All listed versions require patching. Windows 10 versions 1809 and earlier are nearing or past end-of-service, but organizations still running them remain vulnerable. Windows 11 and Windows Server 2022/2025 should be prioritized first, followed by supported Windows 10 versions. Check your organization's inventory against the affected versions and patch accordingly.
Can this vulnerability be exploited remotely, or does the attacker need physical or logical access?
The vulnerability requires local access and a valid user account on the target system. It cannot be exploited over the network directly. An attacker would first need to compromise a user account or gain local code execution through another vector (e.g., malware, phishing), then leverage this kernel flaw to escalate to system privileges.
What should I do if I cannot patch immediately?
Apply compensating controls: disable unnecessary local user accounts, enforce strict application whitelisting, restrict local logon rights for service accounts, and deploy EDR solutions to detect privilege escalation attempts.

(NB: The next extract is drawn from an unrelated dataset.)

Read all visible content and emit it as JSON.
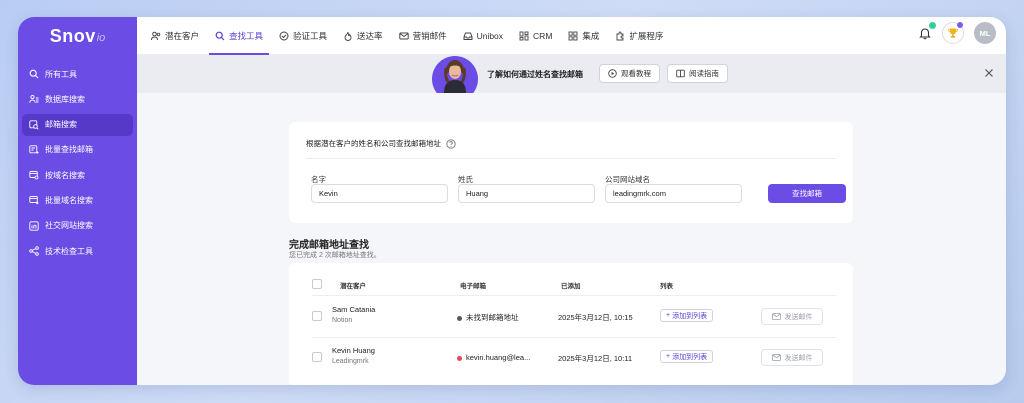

Segment the affected systems from sensitive network assets if possible. However, patching should remain your primary objective on an accelerated timeline.
How does this compare to other Windows kernel vulnerabilities?
Use-after-free flaws in the kernel are particularly dangerous because they enable arbitrary code execution in the most privileged context. This vulnerability's breadth across Windows 10, 11, and multiple server versions is operationally significant. While not yet in the KEV catalog, its privilege escalation nature and exploit complexity suggest it will attract security researcher attention and potential weaponization.
This analysis is based on publicly available vulnerability data and Microsoft vendor information as of the published date. Patch version numbers and specific remediation steps should be verified against official Microsoft security bulletins before deployment. No exploit code or weaponized proof-of-concept techniques are provided in this report. Organizations are responsible for assessing their environment and implementing appropriate mitigations based on their risk posture and operational requirements. This report does not constitute security advice and should be reviewed in conjunction with your organization's security policy and threat model. Source: NVD (public-domain), retrieved 2026-07-15. Analysis generated by SEC.co (claude-haiku-4-5).